3. Purpose
The purpose of Genesis may be formulated thus: the book aims to relate how Israel was selected from among the `nations of the world and became God's chosen people. Since, however, this choice was not made because of the merit or the excellence of Israel's ancestors but wholly because of God's unmerited and unmeritable mercy, the book may also be said to be the story of God's free grace in establishing Israel for Himself as His people.
4. Text
Two major considerations deserve attention under this head. First, the matter of the state of the purity or the integrity of the Hebrew text. No one in our day errs in the direction of the one possible extreme, namely of venturing to claim that the Hebrew text is in a state of virgin purity, exactly as it appeared in the original manuscripts. But many err in the opposite extreme of considering the Hebrew text to be utterly unreliable and in need of continual correction. Such an attitude is dangerous and ungrounded. Occasional errors may be detected, a few may be surmised. The Jewish marginal corrections, the Keris, may occasionally prove suggestive. But on the whole we have a text which is quite pure and satisfactory. It is not to be tampered with or modified according to the far less reliable Septuagint, the Targums, the Peshitto, or the Samaritan Pentateuch, though occasionally these versions (or transliterations) may contribute a bit of material valuable from the standpoint of textual criticism. The text is, furthermore, not to be modified according to subjective principles, such as critical theories or clever conjectures, which are anything but scientific. Modern critical editions of the Hebrew text, such as Kittel's Biblia Hebraica, Stuttgart, (1929), contain much misleading material and must apart from the Masoretic text be used with great caution. The traditional Masoretic text is in a good state of preservation and deserves far more confidence than is usually accorded to it. In our Hebrew Bibles we have a very good Hebrew text.

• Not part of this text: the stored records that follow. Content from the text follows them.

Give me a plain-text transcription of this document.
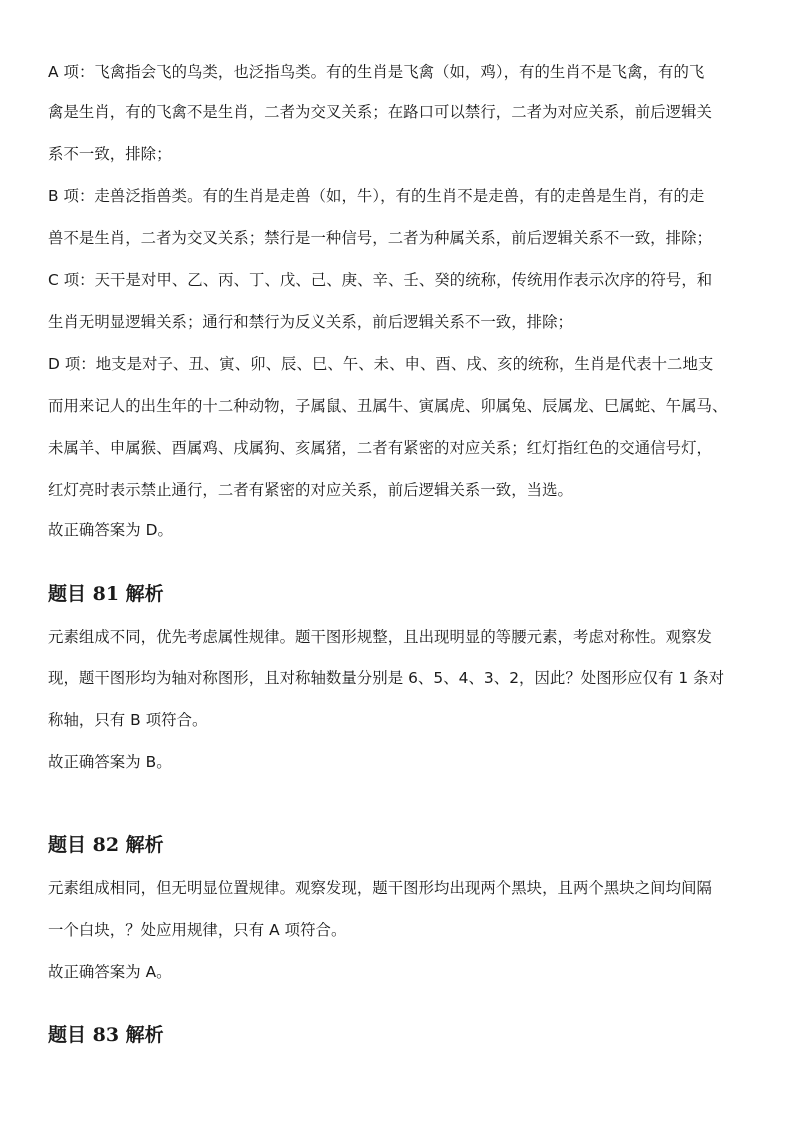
A 项：飞禽指会飞的鸟类，也泛指鸟类。有的生肖是飞禽（如，鸡），有的生肖不是飞禽，有的飞
禽是生肖，有的飞禽不是生肖，二者为交叉关系；在路口可以禁行，二者为对应关系，前后逻辑关
系不一致，排除；
B 项：走兽泛指兽类。有的生肖是走兽（如，牛），有的生肖不是走兽，有的走兽是生肖，有的走
兽不是生肖，二者为交叉关系；禁行是一种信号，二者为种属关系，前后逻辑关系不一致，排除；
C 项：天干是对甲、乙、丙、丁、戊、己、庚、辛、壬、癸的统称，传统用作表示次序的符号，和
生肖无明显逻辑关系；通行和禁行为反义关系，前后逻辑关系不一致，排除；
D 项：地支是对子、丑、寅、卯、辰、巳、午、未、申、酉、戌、亥的统称，生肖是代表十二地支
而用来记人的出生年的十二种动物，子属鼠、丑属牛、寅属虎、卯属兔、辰属龙、巳属蛇、午属马、
未属羊、申属猴、酉属鸡、戌属狗、亥属猪，二者有紧密的对应关系；红灯指红色的交通信号灯，
红灯亮时表示禁止通行，二者有紧密的对应关系，前后逻辑关系一致，当选。
故正确答案为 D。
题目 81 解析
元素组成不同，优先考虑属性规律。题干图形规整，且出现明显的等腰元素，考虑对称性。观察发
现，题干图形均为轴对称图形，且对称轴数量分别是 6、5、4、3、2，因此？处图形应仅有 1 条对
称轴，只有 B 项符合。
故正确答案为 B。
题目 82 解析
元素组成相同，但无明显位置规律。观察发现，题干图形均出现两个黑块，且两个黑块之间均间隔
一个白块，？处应用规律，只有 A 项符合。
故正确答案为 A。
题目 83 解析
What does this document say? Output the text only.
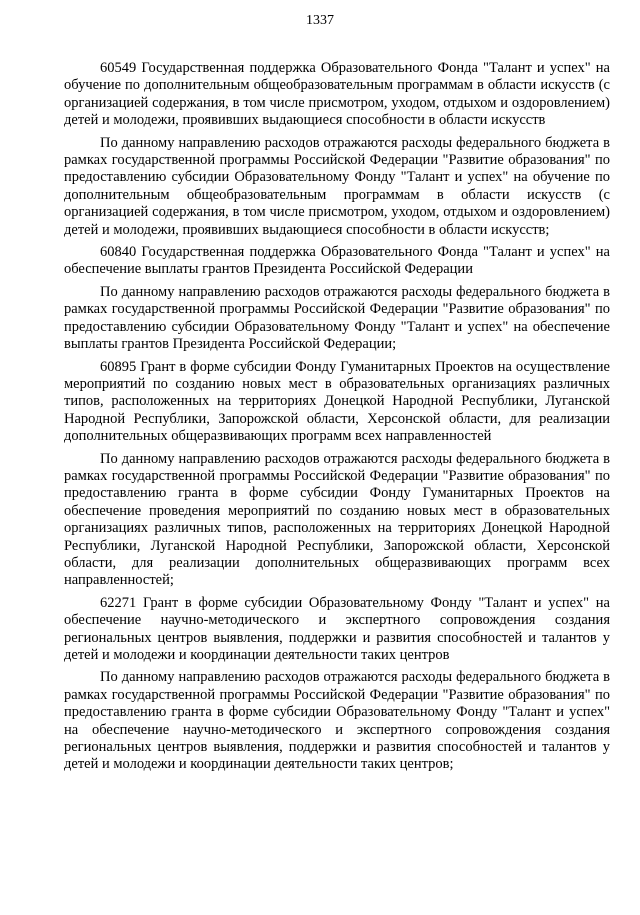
1337

60549 Государственная поддержка Образовательного Фонда "Талант и успех" на обучение по дополнительным общеобразовательным программам в области искусств (с организацией содержания, в том числе присмотром, уходом, отдыхом и оздоровлением) детей и молодежи, проявивших выдающиеся способности в области искусств

По данному направлению расходов отражаются расходы федерального бюджета в рамках государственной программы Российской Федерации "Развитие образования" по предоставлению субсидии Образовательному Фонду "Талант и успех" на обучение по дополнительным общеобразовательным программам в области искусств (с организацией содержания, в том числе присмотром, уходом, отдыхом и оздоровлением) детей и молодежи, проявивших выдающиеся способности в области искусств;

60840 Государственная поддержка Образовательного Фонда "Талант и успех" на обеспечение выплаты грантов Президента Российской Федерации

По данному направлению расходов отражаются расходы федерального бюджета в рамках государственной программы Российской Федерации "Развитие образования" по предоставлению субсидии Образовательному Фонду "Талант и успех" на обеспечение выплаты грантов Президента Российской Федерации;

60895 Грант в форме субсидии Фонду Гуманитарных Проектов на осуществление мероприятий по созданию новых мест в образовательных организациях различных типов, расположенных на территориях Донецкой Народной Республики, Луганской Народной Республики, Запорожской области, Херсонской области, для реализации дополнительных общеразвивающих программ всех направленностей

По данному направлению расходов отражаются расходы федерального бюджета в рамках государственной программы Российской Федерации "Развитие образования" по предоставлению гранта в форме субсидии Фонду Гуманитарных Проектов на обеспечение проведения мероприятий по созданию новых мест в образовательных организациях различных типов, расположенных на территориях Донецкой Народной Республики, Луганской Народной Республики, Запорожской области, Херсонской области, для реализации дополнительных общеразвивающих программ всех направленностей;

62271 Грант в форме субсидии Образовательному Фонду "Талант и успех" на обеспечение научно-методического и экспертного сопровождения создания региональных центров выявления, поддержки и развития способностей и талантов у детей и молодежи и координации деятельности таких центров

По данному направлению расходов отражаются расходы федерального бюджета в рамках государственной программы Российской Федерации "Развитие образования" по предоставлению гранта в форме субсидии Образовательному Фонду "Талант и успех" на обеспечение научно-методического и экспертного сопровождения создания региональных центров выявления, поддержки и развития способностей и талантов у детей и молодежи и координации деятельности таких центров;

The other matter that may be considered in this connection is the question whether Genesis is a poem and therefore to be considered as Hebrew verse. On the question, which are the poetical books in the Canon, the Jews have always had a very reliable tradition. It would be strange if they themselves should have lost sight of the poetic character of the first one of their sacred writings if it had actually been poetic. The method by which outstanding exponents of this unusual hypothesis, like Sievers, arrived at their conclusions is enough to make anyone suspicious of the idea. This method involves abandoning the first principle of Hebrew poetry (parallelism); it necessitates changes or substitution of the divine name; it includes occasional textual alterations merely for the sake of securing the desired meter; and even then the type of meter which seemingly was discovered is not in evidence as clearly as we are led to believe. Neither the present text nor the original sources, as others claim, were ever cast in verse form, with the exception of such minor portions that bear the earmarks of poetry (4:23, 24; 9:25-27; 49:2-27). But we are perfectly ready to admit that Genesis has many portions of very fine rhythmical prose that rise almost to the level of exalted strains of poetry (cf. 1:27-28; 12:1-3, and many other passages).